Pemprov DKI Jakarta melalui Tim Kerja Penyelenggaraan Nilai Ekonomi Karbon (NEK) melakukan penguatan kapasitas penggunaan Sistem Registri Nasional (SRN) dan penyusunan Dokumen Rencana Aksi Mitigasi (DRAM) sebagai langkah konkret dalam penyelenggaraan NEK sekaligus pengurangan emisi gas rumah kaca (GRK).
“Jakarta sebagai kota global punya tanggung jawab besar menurunkan emisi dan menjaga keberlanjutan,” kata Kepala Biro Pembangunan Lingkungan Hidup Setda Provinsi DKI Jakarta, Iwan Kurniawan dalam keterangannya di Jakarta, Jumat.
Iwan menambahkan dengan kesiapan tim ke erja dalam melaporkan aksi mitigasi menggunakan SRN yang akan mendukung terselenggaranya NEK di Jakarta, dan diharapkan target Net Zero Emission (NZE) 2050 juga bisa tercapai.
“Penerapan NEK menjadi salah satu instrumen penting dalam mewujudkan target penurunan emisi GRK dan sebagai alternatif pendanaan,” katanya.
Sementara itu, Kepala Dinas Lingkungan Hidup DKI Jakarta, Asep Kuswanto, menambahkan Pemprov DKI sudah memiliki dasar hukum yang kuat, yakni Peraturan Gubernur No. 90 Tahun 2021 tentang Rencana Pembangunan Rendah Karbon Daerah Yang Berketahanan Iklim, serta Keputusan Gubernur No. 28 Tahun 2025 tentang Tim Kerja Penyelenggaraan NEK.

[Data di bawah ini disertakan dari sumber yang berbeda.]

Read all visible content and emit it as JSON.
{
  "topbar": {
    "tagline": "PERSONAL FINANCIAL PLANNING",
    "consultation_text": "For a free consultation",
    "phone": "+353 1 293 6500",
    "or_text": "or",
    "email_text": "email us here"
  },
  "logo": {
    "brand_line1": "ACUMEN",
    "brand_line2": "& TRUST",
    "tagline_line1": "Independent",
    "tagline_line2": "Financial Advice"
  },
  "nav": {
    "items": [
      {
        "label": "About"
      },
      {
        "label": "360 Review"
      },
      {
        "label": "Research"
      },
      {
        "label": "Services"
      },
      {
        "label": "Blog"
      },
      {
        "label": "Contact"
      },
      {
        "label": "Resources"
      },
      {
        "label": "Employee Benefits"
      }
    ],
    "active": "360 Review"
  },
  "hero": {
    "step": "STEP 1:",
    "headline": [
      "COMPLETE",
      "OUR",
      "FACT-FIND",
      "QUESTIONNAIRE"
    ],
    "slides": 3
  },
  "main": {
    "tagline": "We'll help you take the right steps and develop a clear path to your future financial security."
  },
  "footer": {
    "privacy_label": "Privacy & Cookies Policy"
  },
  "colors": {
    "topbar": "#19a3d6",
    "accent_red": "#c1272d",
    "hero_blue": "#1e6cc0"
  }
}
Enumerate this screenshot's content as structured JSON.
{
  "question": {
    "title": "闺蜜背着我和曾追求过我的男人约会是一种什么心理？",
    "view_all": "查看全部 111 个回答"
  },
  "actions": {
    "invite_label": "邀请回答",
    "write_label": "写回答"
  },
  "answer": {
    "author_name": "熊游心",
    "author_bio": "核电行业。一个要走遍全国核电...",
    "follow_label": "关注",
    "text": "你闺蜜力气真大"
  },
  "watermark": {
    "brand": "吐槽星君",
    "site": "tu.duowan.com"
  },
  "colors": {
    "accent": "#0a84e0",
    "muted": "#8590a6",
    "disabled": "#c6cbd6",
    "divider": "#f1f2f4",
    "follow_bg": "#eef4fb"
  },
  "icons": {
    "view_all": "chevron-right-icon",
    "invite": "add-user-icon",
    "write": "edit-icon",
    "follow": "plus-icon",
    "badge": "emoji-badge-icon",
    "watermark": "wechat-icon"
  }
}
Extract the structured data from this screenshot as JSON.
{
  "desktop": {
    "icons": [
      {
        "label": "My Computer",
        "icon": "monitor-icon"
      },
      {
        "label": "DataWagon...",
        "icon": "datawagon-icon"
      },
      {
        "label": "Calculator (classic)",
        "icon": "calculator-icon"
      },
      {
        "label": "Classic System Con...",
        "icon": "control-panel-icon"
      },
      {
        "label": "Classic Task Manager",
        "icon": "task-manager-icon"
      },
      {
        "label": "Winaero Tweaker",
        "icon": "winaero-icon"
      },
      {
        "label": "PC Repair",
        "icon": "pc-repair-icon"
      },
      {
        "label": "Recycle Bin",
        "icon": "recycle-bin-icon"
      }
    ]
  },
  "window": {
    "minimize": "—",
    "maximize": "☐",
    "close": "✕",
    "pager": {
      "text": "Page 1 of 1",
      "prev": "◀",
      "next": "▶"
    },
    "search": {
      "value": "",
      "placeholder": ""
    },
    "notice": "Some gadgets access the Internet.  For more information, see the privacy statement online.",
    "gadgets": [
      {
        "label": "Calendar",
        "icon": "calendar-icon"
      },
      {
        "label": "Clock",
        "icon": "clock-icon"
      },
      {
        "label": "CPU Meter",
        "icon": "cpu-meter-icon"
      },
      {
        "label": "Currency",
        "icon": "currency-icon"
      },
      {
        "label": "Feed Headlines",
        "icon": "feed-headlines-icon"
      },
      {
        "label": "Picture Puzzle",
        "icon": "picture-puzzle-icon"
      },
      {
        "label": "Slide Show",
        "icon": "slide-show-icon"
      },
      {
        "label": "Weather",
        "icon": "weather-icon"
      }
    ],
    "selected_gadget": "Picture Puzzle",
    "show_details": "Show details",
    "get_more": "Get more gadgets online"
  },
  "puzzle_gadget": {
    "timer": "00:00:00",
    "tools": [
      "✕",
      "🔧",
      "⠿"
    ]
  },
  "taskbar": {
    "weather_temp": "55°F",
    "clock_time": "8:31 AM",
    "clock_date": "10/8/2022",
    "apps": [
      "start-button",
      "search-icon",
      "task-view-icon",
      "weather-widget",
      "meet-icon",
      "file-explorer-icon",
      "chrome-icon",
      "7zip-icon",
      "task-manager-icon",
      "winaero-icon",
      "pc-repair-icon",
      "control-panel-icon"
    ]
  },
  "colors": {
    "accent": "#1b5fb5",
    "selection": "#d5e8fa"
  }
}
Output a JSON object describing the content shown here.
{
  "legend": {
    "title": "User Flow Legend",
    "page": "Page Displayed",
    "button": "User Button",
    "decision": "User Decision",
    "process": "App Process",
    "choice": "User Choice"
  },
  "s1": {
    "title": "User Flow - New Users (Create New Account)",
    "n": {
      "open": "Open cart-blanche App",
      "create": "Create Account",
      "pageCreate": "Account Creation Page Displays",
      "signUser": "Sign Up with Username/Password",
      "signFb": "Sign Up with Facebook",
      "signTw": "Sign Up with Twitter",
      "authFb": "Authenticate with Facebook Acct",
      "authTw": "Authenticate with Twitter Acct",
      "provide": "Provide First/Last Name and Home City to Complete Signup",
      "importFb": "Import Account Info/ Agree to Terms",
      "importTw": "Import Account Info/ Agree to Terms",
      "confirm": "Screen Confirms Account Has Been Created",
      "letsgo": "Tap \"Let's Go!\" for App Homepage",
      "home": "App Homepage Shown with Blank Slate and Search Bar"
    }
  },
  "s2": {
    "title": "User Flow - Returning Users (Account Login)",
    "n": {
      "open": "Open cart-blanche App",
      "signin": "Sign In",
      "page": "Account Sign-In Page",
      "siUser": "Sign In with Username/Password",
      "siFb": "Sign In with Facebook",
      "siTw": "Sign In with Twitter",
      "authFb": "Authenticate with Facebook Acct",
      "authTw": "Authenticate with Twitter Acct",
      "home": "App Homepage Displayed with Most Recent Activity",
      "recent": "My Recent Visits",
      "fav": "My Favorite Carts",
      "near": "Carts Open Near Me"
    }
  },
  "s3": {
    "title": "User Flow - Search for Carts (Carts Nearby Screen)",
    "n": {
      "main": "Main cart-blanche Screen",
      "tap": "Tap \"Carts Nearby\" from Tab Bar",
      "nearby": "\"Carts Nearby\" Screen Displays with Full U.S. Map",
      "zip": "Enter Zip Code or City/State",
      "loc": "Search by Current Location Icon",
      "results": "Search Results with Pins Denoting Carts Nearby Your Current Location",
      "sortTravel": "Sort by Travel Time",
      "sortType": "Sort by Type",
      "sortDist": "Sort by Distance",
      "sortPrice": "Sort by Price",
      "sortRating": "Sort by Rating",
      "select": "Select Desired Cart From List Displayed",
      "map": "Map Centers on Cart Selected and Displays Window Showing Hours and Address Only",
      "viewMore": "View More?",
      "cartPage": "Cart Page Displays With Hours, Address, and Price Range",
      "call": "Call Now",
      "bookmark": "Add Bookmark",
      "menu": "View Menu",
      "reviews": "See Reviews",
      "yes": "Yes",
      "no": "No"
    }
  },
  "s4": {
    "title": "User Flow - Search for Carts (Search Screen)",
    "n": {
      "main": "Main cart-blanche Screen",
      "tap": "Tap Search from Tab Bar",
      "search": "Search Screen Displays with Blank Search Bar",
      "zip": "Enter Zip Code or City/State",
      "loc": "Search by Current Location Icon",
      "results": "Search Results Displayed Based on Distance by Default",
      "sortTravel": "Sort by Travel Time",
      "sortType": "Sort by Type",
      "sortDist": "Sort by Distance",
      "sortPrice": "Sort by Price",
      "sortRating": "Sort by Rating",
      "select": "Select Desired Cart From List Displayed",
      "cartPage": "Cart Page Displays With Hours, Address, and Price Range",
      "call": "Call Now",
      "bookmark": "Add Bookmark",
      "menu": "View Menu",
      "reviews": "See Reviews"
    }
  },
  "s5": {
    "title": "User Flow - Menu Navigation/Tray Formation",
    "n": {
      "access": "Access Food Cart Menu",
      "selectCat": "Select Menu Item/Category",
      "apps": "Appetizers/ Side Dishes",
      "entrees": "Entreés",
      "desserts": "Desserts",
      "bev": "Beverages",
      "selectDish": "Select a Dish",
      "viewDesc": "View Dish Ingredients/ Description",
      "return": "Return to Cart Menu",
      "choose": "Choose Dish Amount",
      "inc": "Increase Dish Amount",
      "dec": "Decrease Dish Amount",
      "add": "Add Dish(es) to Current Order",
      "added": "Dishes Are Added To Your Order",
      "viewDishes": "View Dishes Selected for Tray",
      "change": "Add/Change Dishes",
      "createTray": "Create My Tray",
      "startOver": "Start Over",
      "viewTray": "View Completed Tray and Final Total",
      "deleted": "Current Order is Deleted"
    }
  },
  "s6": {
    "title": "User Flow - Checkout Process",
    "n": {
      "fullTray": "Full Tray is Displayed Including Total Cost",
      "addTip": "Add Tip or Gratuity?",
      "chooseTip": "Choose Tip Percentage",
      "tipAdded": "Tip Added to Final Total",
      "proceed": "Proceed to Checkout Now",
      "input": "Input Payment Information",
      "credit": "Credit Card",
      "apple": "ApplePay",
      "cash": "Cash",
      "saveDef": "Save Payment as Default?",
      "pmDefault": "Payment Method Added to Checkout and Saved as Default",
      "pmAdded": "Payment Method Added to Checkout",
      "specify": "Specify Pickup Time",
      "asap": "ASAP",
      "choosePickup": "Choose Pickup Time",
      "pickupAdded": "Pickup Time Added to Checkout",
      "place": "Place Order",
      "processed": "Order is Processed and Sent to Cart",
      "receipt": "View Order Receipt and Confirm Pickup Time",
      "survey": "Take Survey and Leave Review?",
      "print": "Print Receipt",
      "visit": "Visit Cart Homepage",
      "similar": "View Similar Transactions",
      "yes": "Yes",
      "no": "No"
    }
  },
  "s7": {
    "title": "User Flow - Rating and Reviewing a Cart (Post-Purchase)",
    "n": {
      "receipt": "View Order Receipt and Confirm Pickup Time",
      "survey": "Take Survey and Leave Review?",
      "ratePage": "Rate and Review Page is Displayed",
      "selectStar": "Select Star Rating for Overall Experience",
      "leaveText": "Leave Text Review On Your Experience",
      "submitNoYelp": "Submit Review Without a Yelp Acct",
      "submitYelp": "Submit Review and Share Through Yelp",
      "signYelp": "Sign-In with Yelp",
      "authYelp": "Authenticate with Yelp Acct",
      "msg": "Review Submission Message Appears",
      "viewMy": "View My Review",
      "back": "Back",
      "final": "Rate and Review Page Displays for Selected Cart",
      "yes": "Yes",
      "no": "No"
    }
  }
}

“Bimtek Penggunaan SRN dan Penyusunan DRAM dilakukan oleh enam Pokja—Perencanaan, Regulasi Kebijakan dan Tata Kelola, Pengelolaan Dana, Implementasi Monitoring dan Evaluasi, Informasi dan Pelaporan, serta Kerja Sama—yang melibatkan seluruh OPD, BUMD, BUMN, dan Kegiatan Usaha. Agar efektif, NEK harus diselaraskan dengan RPJMD, RKPD, dan rencana kerja perangkat daerah, sehingga implementasinya jelas, operasional, dan sejalan dengan pembangunan Jakarta,” katanya.
Deputi Bidang Pengendalian Perubahan Iklim dan Tata Kelola Nilai Ekonomi Karbon KLH, Rully Dhora Carolyn, menekankan bahwa setiap aksi mitigasi perlu dilakukan Measurement, Reporting, Verification (MRV), dan melaporkannya ke Sistem Registrasi Nasional (SRN) Perubahan Iklim melalui laman sm.menlhk.go.id.
“Kementerian Lingkungan Hidup menerbitkan Sertifikat Pengurangan Emisi GRK (SPE-GRK), dimana Sertifikat ini bisa diperdagangkan dalam skema karbon, sehingga menghasilkan pemasukan berbasis insentif hijau sekaligus memperkuat reputasi Jakarta sebagai kota global ramah lingkungan,” kata Rully.
Ia juga menyebutkan perdagangan karbon merupakan langkah strategis untuk menjaga keberlanjutan kota sekaligus mendukung pencapaian Nationally Determined Contribution (NDC) Indonesia dan target NZE 2050.